Yurdakul, "Müvekkilinin eylemi taksirle işlendiğini" ve Uğur Kurt’un avukatlarının sözlerinin gerçeği yansıtmadığını iddia etti.
Yurdakul “AYM kararı çelişkilidir, dosyada her şey yapıldı. Eylemin taksirle olduğu kesindir. Cezada değişiklik yapılmasına gerek yok.

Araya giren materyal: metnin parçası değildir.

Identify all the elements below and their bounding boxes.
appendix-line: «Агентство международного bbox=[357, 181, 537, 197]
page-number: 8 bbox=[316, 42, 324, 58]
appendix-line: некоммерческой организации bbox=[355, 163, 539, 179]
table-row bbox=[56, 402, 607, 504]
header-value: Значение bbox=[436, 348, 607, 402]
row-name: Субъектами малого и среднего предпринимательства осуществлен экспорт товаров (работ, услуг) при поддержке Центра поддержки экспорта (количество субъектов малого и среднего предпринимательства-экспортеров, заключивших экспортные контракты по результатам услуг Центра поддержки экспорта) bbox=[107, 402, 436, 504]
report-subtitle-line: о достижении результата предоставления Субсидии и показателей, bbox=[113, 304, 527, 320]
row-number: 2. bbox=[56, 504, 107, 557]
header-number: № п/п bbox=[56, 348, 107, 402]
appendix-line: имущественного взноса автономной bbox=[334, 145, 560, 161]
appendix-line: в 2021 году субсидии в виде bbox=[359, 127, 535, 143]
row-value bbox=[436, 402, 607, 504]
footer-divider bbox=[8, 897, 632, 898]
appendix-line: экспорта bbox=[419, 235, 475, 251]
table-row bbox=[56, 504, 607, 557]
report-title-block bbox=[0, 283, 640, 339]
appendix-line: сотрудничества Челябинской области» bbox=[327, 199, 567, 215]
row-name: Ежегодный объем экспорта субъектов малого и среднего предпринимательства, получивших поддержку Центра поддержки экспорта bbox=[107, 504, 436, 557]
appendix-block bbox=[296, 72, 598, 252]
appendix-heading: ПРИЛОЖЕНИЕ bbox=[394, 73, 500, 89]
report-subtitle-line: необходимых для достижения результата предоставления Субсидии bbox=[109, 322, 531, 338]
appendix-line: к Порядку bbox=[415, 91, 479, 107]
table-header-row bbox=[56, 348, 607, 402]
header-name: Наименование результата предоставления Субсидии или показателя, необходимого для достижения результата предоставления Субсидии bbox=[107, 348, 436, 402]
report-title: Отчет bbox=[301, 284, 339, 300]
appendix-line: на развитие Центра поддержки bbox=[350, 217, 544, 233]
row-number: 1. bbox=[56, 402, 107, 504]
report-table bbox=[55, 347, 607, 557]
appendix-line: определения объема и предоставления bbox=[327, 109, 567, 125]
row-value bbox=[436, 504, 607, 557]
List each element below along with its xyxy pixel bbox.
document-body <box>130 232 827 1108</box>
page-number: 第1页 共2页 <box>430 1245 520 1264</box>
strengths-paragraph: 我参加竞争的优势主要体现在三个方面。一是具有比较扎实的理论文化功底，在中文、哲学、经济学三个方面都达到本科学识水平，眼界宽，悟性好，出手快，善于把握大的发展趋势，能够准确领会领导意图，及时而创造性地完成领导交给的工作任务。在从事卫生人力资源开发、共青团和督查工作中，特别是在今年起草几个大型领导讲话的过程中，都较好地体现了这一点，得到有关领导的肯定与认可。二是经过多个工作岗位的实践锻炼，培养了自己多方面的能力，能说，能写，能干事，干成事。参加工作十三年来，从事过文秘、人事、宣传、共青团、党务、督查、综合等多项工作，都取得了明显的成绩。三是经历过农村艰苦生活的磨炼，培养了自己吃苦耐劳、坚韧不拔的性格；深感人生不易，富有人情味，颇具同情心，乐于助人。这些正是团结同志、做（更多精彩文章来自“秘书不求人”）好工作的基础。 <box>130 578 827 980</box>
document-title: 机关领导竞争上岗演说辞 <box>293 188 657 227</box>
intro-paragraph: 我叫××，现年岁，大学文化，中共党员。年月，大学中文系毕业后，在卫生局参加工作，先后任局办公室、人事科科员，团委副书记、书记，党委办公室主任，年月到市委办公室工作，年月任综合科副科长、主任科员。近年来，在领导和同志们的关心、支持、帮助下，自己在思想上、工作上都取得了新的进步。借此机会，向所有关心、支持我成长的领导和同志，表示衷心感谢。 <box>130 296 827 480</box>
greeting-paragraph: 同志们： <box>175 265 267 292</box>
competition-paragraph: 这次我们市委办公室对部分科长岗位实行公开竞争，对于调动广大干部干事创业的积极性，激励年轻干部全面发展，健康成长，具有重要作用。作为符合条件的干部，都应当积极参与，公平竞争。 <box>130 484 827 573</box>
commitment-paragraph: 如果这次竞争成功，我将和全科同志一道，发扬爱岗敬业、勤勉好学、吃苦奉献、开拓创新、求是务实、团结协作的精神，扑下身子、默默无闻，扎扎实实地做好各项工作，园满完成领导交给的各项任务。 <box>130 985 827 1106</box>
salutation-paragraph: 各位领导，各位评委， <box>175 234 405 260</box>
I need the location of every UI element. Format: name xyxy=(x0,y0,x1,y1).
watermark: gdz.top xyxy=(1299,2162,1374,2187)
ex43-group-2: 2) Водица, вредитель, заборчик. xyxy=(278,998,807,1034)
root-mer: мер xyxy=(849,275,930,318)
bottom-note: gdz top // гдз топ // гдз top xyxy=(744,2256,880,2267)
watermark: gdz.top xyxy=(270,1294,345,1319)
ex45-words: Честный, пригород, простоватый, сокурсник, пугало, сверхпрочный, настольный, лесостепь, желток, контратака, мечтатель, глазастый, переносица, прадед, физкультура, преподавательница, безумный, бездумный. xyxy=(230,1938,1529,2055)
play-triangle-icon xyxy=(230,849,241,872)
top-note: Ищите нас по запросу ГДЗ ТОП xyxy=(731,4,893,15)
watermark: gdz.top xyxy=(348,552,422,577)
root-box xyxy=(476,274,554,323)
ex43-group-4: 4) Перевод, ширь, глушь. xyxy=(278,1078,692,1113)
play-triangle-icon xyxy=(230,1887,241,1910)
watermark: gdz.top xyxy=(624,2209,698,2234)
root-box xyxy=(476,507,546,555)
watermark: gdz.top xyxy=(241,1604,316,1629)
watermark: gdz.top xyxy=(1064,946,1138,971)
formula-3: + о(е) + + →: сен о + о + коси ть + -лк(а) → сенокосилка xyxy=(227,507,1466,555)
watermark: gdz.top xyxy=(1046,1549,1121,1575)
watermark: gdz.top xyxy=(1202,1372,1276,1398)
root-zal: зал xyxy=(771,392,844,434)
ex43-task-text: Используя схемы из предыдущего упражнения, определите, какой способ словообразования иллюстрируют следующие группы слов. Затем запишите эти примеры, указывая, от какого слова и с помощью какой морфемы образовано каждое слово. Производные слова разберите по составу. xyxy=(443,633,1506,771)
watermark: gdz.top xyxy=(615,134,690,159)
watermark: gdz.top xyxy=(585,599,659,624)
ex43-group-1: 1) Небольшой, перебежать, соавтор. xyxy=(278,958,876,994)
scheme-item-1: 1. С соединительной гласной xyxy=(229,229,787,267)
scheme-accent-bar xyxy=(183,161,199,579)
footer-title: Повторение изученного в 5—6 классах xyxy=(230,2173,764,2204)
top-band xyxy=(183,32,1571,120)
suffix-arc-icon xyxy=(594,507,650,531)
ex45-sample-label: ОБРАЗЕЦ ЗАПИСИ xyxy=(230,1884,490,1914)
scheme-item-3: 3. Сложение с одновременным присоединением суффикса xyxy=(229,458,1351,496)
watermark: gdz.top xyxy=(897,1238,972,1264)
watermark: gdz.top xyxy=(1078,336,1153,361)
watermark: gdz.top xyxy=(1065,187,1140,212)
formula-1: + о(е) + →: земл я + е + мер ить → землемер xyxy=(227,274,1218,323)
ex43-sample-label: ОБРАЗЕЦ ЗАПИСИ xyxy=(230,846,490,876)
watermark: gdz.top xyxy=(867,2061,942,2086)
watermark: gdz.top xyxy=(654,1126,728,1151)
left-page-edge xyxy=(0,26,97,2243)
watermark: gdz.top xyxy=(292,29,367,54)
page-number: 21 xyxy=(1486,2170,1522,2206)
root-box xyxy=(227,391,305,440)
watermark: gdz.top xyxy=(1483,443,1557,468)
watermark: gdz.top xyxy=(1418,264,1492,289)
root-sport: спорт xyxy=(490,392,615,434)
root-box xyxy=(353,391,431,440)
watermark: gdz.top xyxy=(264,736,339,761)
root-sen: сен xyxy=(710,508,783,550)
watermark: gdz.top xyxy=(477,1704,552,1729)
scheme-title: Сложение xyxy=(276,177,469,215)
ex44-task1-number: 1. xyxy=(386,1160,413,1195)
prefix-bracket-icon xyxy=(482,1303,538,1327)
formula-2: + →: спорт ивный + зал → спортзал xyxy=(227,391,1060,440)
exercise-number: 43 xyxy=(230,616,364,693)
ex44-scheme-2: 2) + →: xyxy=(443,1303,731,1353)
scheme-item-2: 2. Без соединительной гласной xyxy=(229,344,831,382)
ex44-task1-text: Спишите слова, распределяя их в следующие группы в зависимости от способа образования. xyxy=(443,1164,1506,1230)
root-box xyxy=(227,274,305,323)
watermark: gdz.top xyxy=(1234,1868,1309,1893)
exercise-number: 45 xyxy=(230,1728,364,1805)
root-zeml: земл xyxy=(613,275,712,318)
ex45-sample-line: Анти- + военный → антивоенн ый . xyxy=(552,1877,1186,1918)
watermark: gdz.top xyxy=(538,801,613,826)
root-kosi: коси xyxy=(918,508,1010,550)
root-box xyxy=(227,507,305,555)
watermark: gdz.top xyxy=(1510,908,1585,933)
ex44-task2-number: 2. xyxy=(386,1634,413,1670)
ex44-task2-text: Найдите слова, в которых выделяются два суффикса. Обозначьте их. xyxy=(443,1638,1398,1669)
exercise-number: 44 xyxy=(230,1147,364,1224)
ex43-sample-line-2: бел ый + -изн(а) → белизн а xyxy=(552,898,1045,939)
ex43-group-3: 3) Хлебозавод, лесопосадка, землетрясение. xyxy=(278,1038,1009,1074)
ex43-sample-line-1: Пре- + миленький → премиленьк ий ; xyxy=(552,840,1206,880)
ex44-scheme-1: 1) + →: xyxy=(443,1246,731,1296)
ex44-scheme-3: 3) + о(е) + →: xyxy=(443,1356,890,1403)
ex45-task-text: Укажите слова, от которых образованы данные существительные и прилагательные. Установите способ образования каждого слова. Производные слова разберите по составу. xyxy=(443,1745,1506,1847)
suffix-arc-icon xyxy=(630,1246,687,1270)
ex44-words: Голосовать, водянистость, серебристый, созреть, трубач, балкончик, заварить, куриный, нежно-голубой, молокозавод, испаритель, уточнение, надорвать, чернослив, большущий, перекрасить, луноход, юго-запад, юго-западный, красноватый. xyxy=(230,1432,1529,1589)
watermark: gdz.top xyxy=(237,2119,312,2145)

"Polis yetkisini kullanmıştır. Polis silahını kullanmasa şehit olabilirdi. Olay yeri ve Okmeydanı avukatların anlattığı gibi bir yer değil. Olayın olduğu dönem, Gezi olayları yaşanıyordu ve orada her gün olay oluyordu.
"Okmeydanı öyle sıkıntılı bir yer ki, savcı olay yerine inceleme yapmaya dahi gidemedi. Polisin silahını kullandığı ve kullanmadığı örneklere bakalım. Kullanmadığı zamanlarda daha fazla ölümle sonuçlanan olay yaşanmıştır” dedi.
Yurdakul, Kurt Ailesi avukatlarının bilirkişi talebinin ise reddedilmesini istedi.
Avukatların konuşmasının ardından duruşmaya 15 dakika ara verildi.
Kararın ardından Mahkeme, bilirkişi incelemesi ve görüntülerin duruşma salonunda izlenmesi taleplerinin reddine ve dosyanın mütalaa için başsavcılığa gönderilmesine karar verdi.
Duruşmayı 15 Aralık 10.30 bıraktı.
Kararın ardından Narin Kurt, mahkeme başkanı Aydın'a tepki göstererek, "Görüntüleri incelemeden nasıl karar vereceksiniz sayın başkan. Bu şekilde nasıl adaleti sağlayacaksınız, biz 9 yıldır adalet bekliyoruz" dedi.